信创的全称是“信息技术应用创新产业”。过去很多年间,国内IT底层标准、架构、生态等大多数都由国外 IT 巨头制定的,由此存在诸多安全风险。因此,我们要逐步建立基于自己的IT底层架构和标准,形成自有开放生态,而这也是信创产业的核心。信创产业的生态体系极为庞大。
从产业链角度来看,它主要由基础硬件、基础软件、应用软件、信息安全这四部分构成。目前国内的信创产业中,CPU芯片、服务器、操作系统、数据库、中间件是最重要的产业链环节。CPU和操作系统是整个信创产业的根基。
中国CPU产业链正逐步完善,以华为和飞腾为代表的ARM指令集授杈厂商,拥有长期自主研发能力,随着鲲鹏、海光、飞腾等相继进入市场,信创产业市场规模也不断增加。目前国产CPU芯片主要参与者有:华为、飞腾、海光、兆芯等。
国产操作系统:麒麟、统信软件、欧拉、龙蜥等。
国产数据库:达梦、人大金仓、南大通用、万里开源
亚信数据基础设施平台(简称AISWare DIF),提供完整的Hadoop技术生态环境,基于Apache版本自主开发,完全自主可控。同时为企业大数据提供湖仓一体、数据编织、云边协同等能力,支持管理、运营、监控的一体化管控能力,同时也提供专业的大数据运维、咨询等服务,协助客户打造高效,安全的具备云原生架构的大数据基础设施平台。
拥抱信创:实现从硬件芯片、到操作系统、到中间件的全面国产化支持
数据基础设施平台持续进行国产化CPU、操作系统的适配,并取得多项认证。
整个大数据生态体系的元数据存储目前主流的是HMS(Hive Metastore),然而当前社区HMS仅支持Mysql/Mariadb、Oracle、PostgreSQL等数据库,在信创国产化大背景下,亚信科技敢为人先成功将HMS数据存储迁移到达梦数据库。

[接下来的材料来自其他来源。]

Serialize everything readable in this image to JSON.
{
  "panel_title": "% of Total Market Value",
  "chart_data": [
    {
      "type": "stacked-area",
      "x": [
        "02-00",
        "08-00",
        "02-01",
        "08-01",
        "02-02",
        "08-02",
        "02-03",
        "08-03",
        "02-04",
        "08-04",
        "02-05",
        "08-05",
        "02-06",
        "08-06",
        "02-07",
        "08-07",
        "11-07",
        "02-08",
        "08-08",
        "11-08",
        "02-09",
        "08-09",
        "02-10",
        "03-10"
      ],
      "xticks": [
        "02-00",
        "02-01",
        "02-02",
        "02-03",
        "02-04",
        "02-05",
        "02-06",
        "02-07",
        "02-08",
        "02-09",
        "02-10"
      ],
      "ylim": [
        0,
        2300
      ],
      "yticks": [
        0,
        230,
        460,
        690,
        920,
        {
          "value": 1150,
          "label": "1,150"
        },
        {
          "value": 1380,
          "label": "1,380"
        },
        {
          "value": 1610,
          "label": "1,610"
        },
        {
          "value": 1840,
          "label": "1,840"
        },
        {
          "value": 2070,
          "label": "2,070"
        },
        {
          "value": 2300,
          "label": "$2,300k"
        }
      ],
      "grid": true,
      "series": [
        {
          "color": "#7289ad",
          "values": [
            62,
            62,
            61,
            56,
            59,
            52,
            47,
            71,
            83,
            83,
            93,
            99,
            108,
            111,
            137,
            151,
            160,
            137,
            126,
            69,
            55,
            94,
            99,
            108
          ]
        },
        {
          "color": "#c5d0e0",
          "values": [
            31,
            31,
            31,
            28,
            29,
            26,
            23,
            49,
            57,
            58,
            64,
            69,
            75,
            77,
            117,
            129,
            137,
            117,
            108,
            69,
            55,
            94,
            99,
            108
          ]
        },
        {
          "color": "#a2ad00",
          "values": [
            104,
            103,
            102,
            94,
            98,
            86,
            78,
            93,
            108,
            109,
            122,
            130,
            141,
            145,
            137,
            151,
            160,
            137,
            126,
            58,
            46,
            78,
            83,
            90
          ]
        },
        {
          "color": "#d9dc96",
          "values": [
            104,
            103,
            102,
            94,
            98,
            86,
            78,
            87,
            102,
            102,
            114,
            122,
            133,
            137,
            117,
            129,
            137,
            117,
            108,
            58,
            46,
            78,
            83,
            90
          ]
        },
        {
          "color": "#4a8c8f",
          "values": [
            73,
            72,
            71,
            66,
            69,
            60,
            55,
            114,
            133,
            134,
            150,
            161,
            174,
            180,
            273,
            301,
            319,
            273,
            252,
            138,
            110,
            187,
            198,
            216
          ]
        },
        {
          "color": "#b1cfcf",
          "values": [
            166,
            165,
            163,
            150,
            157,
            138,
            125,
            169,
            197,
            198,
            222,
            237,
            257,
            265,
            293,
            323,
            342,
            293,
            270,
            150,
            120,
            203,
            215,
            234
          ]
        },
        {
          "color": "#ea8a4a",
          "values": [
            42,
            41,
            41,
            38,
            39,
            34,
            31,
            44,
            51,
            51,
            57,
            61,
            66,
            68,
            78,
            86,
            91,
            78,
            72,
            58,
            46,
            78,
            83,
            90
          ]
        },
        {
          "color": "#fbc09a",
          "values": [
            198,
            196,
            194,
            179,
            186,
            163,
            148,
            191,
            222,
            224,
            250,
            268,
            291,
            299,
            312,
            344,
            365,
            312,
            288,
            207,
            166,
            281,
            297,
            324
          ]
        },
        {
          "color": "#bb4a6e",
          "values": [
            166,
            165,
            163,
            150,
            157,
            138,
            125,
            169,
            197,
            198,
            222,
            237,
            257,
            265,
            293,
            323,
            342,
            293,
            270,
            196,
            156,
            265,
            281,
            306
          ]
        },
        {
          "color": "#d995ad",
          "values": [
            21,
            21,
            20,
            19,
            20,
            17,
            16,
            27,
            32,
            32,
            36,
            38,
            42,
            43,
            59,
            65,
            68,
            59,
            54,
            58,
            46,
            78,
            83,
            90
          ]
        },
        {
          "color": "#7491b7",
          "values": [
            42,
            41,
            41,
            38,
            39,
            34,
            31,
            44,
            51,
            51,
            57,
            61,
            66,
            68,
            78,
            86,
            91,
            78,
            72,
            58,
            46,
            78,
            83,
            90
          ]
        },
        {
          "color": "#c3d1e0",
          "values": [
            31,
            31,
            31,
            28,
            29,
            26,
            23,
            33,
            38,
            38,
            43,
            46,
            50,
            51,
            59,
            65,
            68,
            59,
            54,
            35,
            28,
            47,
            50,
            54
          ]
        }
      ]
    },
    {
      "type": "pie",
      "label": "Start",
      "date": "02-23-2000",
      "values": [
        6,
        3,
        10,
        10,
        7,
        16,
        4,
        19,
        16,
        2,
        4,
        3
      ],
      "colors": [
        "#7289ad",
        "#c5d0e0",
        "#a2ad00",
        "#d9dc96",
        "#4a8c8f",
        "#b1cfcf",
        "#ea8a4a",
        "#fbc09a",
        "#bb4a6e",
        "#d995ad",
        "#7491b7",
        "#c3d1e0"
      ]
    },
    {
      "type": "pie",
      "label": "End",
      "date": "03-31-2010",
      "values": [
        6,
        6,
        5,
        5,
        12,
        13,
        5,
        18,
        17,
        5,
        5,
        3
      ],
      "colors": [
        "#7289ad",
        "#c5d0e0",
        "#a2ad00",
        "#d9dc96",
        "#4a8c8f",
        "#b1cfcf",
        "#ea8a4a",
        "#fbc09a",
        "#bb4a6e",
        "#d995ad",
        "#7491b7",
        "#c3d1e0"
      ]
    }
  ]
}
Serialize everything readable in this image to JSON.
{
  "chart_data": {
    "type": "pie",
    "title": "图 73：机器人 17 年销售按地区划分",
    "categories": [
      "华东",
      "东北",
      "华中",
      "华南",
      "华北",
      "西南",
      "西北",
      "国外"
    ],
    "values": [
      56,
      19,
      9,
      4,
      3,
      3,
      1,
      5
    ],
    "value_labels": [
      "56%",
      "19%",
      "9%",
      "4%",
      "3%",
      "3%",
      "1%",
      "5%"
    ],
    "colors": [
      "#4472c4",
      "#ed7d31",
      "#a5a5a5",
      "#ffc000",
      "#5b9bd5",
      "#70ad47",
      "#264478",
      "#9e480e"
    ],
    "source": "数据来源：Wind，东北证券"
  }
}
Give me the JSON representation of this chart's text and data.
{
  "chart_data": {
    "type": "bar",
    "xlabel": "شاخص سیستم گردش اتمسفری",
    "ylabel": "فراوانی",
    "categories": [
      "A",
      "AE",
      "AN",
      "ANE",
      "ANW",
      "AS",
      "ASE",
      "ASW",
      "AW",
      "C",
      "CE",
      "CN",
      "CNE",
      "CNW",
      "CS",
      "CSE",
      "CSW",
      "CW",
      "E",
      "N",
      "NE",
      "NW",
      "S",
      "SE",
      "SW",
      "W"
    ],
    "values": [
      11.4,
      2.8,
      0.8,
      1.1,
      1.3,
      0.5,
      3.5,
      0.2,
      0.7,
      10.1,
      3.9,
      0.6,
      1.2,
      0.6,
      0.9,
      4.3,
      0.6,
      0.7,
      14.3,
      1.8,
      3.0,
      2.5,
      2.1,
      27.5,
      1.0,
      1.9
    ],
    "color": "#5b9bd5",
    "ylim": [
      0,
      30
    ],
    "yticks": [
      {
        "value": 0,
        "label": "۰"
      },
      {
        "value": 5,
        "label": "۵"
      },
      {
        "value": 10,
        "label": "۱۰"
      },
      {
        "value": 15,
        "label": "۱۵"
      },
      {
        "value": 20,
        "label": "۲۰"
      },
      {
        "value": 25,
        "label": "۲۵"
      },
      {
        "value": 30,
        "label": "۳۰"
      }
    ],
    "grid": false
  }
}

以下介绍我们HMS迁移达梦数据库遇到的问题和解决办法。
首先对Ambari插件的数据库配置进行改造适配达梦数据库,改造的代码清单如下:
ambari-server/src/main/resources/stacks/DIF/3.0/services/HIVE/package/scripts/params.py
ambari-server/src/main/resources/stacks/DIF/3.0/services/HIVE/package/scripts/hive_service.py
ambari-server/src/main/resources/stacks/service_advisor.py
ambari-server/src/main/resources/custom_actions/scripts/check_host.py
同时,Hive源码中需要加载达梦驱动,改造的代码清单如下:
jdbc-handler/src/main/java/org/apache/hive/storage/jdbc/JdbcStorageHandler.java
按照以上修改完成,重新部署Ambari,安装Hive,安装成功后启动时,在初始化阶段出现报错,见4.1.1和4.1.2。
报错如下:
org.apache.hadoop.hive.metastore.api.MetaException: Unrecognized database product name <OTHER>
at org.apache.hadoop.hive.metastore.tools.SQLGenerator.addForUpdateClause(SQLGenerator.java:137) ~[hive-exec-3.1.2.jar:3.1.2]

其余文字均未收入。